Yeah I said it…WTHDTEM… or as I like to call it, What The Heck Does That Even Mean?!?

You don’t have to look at many LinkedIn profiles to realize that every industry, company or organization create their own acronyms.  You have seen it before, JAVA, PHP, BI/BM Architect, Head of SP Cloud, MS Architectures, Cisco EMEAR, SAP MM/SP, SEO, CFMT, SCRUM, PMP — jargon gibberish.  It may make sense to your colleagues but it might be making an outsider’s head spin.

Does using these acronyms make me approachable?   Are you using your profile as a tool to clearly and concisely explain what you do?  More often than not you are probably confusing people.  In any position you are in you are going to have to deal with all facets of the organization.  Human resources, finance, sales, marketing and so on – each have their own acronyms to help speed up their day-to-day.

 

 

 

So should this alphabet soup be in your professional profile?

Here are 3 tips to help you answer whether to include the acronym:

  1. Is this a universal acronym (aka – did you learn it in high school?) Like FBI, HTML, URL
  2. Do people actually use the acronym instead of the term more often within your industry?
  3. Is this an internal-only acronym?

But, to be safe, and to make sure you are perceived as open, spell them out upon first note and put the acronym in parenthesis.

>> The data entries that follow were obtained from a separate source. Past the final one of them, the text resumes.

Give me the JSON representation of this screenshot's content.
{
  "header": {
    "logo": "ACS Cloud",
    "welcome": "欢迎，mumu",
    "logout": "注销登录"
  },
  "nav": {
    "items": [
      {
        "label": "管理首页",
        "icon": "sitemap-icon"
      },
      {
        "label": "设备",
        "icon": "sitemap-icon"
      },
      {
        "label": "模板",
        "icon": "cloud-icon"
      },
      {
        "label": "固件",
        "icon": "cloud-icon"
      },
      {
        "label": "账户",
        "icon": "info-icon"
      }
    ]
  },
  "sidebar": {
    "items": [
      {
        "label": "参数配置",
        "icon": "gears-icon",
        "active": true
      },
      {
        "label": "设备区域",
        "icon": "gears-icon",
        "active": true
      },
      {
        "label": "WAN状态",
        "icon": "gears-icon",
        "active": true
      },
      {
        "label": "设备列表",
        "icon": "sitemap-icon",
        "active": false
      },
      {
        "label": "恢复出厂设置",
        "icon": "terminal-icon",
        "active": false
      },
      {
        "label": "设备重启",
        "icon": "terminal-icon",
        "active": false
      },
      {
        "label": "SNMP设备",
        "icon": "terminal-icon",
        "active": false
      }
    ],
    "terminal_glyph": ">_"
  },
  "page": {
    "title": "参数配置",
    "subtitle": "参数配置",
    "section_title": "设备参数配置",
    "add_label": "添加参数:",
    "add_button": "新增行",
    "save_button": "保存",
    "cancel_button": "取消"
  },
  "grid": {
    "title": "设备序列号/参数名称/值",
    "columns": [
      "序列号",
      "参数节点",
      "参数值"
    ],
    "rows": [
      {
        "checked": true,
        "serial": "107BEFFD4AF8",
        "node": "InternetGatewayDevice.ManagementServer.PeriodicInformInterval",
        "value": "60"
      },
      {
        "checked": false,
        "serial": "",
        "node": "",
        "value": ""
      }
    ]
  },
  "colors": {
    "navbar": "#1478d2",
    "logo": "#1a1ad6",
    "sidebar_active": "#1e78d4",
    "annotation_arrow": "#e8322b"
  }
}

Would you know what this was if someone’s profile you were browsing had listed this current position?

“SCM SPOC-PL PNW Div.”

Who got it?  This is really someone’s title…  It stands for Supply Chain Management Single Point of Contact-Project Lead Pacific-North West Division.  Now, I understand, a 13-word title is a little excessive and needs to be shortened internally.  But my point is that it comes off as gibberish, don’t come across aloof – come across as a thought leader, a teacher and an explainer.  By taking the time out to explain your acronyms you will be adding another layer of trust and transparency to your professional brand.

ACTION: Review your profile with special attention to acronyms – apply the rules and leave gibberish behind you.